L'enlever aurait alors signifié une intrusion, presque une
effraction, dans une propriété privée, et qui
plus est sextuplait au moins les chances qu'on me découvre,
de l'intérieur. Un attentat à la pudeur sûrement.
Un viol, peut-être. La porte se serait brusquement ouverte
et l'on m'aurait demandé "pourquoi", ce seul mot,
implacable, "pourquoi", et j'aurais rougi, bredouillé,
n'aurais su que répondre, je serais alors passé pour
un maniaque doublé d'un analphabète, ce qui n'aurait
vraiment pas constitué une bonne introduction en la matière,
c'est le moins qu'on puisse dire.
Aussi je passais sagement mon chemin, regardant seulement la surface
grisâtre de la porte, tendant l'oreille pour tenter de savoir
si des gens se trouvaient juste derrière et, si c'était
le cas, déceler rien qu'à l'écoute ce qu'ils
fabriquaient dans la cuisine. Je tendais l'oreille, je peux bien
l'avouer maintenant, plus qu'une humaine curiosité ne l'aurait
décemment permis. La curiosité n'était pas
seule en cause ici. Je tâchais, pendant le court instant que
je passais devant la porte, aidé en cela par le fait que
si je ne pouvais empêcher le bruit de mes pas sur les marches,
le passage sur le palier était quant à lui relativement
silencieux, de discerner des voix, ou des bruits de couverts ou
de cuisine, surtout si préalablement j'avais eu le nez agréablement
chatouillé par le fumet d'un plat qui mijotait (je tenais
la cuisinière en haute estime, d'après cette alléchante
indication).
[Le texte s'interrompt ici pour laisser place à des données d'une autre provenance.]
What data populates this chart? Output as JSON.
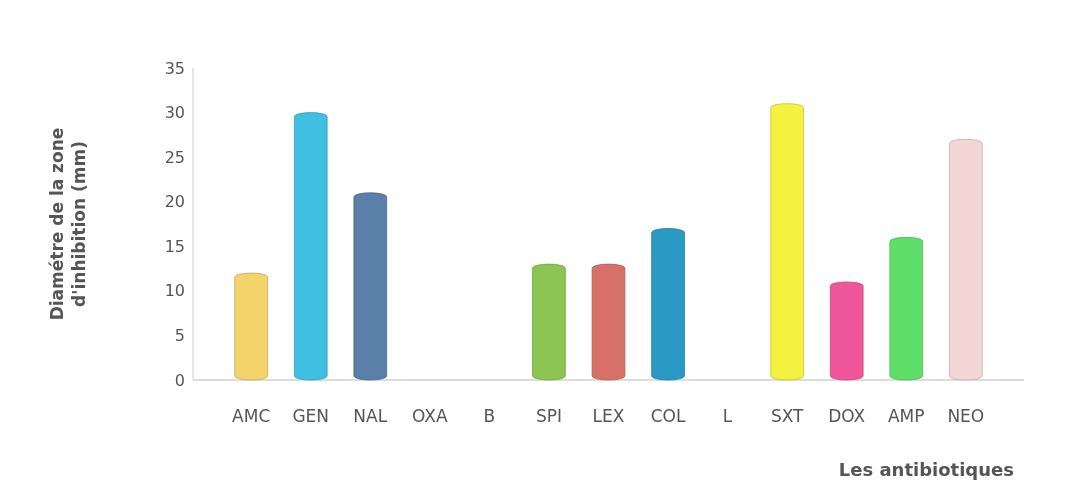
{
  "chart_data": {
    "type": "bar",
    "xlabel": "Les antibiotiques",
    "ylabel": "Diamétre de la zone d'inhibition (mm)",
    "categories": [
      "AMC",
      "GEN",
      "NAL",
      "OXA",
      "B",
      "SPI",
      "LEX",
      "COL",
      "L",
      "SXT",
      "DOX",
      "AMP",
      "NEO"
    ],
    "values": [
      12,
      30,
      21,
      0,
      0,
      13,
      13,
      17,
      0,
      31,
      11,
      16,
      27
    ],
    "colors": [
      "#f2d46a",
      "#3fc0e2",
      "#5a7fa8",
      "#3a9bc0",
      "#3a9bc0",
      "#8cc552",
      "#d8706a",
      "#2a9ac4",
      "#2a9ac4",
      "#f4f23e",
      "#f0569a",
      "#5ddf6a",
      "#f5d6d6"
    ],
    "ylim": [
      0,
      35
    ],
    "yticks": [
      0,
      5,
      10,
      15,
      20,
      25,
      30,
      35
    ],
    "grid": false
  }
}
Quand j'entendais des voix, je tentais avec délectation
d'en reconnaître le ou les propriétaires, ce en quoi
je réussissais généralement (d'où la
délectation), l'entreprise n'étant pas d'une grande
difficulté (d'où un certain plaisir facile, à
défaut de délectation). Une des règles de mon
existence, ou plutôt, de ma conception du plus élémentaire
des savoir-vivre, étant de ne jamais me lancer dans une entreprise
que je n'étais pas certain de mener à bien, ce qui,
entre parenthèses, ne limitait pas trop l'envergure de ma
balourdise car comment pouvais-je savoir si je réussirais
l'entreprise à moins de ne la tenter tout d'abord ? C'était
inévitable. En d'autres termes, ce qui devait arriver devait
arriver.
[Ici, début de la cinquième de Beethov, filets de
brouillards défilant, trois sorcières penchées
sur leurs chaudrons à remuer une mixture jaune violacé,
puis mélodie brusquement interrompue, les sorcières
lèvent la tête et s'immobilisent.]
Chaque chose en son temps, patience, patience… Le soir venu,
quand je rentrais chez moi, je jetais toujours un coup d'œil
à la fenêtre que j'avais laissée généralement
ouverte en partant, sans doute pour m'assurer que mon chez-moi était
toujours là avant que je ne me mette à gravir les
deux étages qui m'en séparaient. J'aurais été
bien surpris sans doute si, à la place de cette fenêtre
ouverte, s'était trouvée une ouverture béante
sur le ciel ou la trompe d'un éléphant autour de laquelle
aurait été attaché un ballon rouge gonflé
à l'hélium qui justement se serait élancé
vers le bleu de l'azur. Je ne pouvais m'empêcher ce faisant
de laisser glisser mon regard vers la droite, un demi étage
en dessous, pour tenter d'apercevoir de la lumière. Je m'étais
même mis à observer les récurrences, la position
des stores composés de lattes parallèles blanches
que je mettais en rapport avec l'heure qu'il était, je voyais
ainsi de temps en temps la silhouette de la plante verte qui émergeait
derrière le velux situé le plus à gauche, qui
frémissait coquettement sous les assauts d'un courant d'air
coquin, ou si aucune lumière ne filtrait je vérifiais
l'heure de ma montre, me disant que l'occupante de la pièce
devait être en train de dîner, et effectivement, quand
je tournais les yeux vers les petites fenêtres de la cuisine
j'y voyais de la lumière. Cruelle chasse au gaspi.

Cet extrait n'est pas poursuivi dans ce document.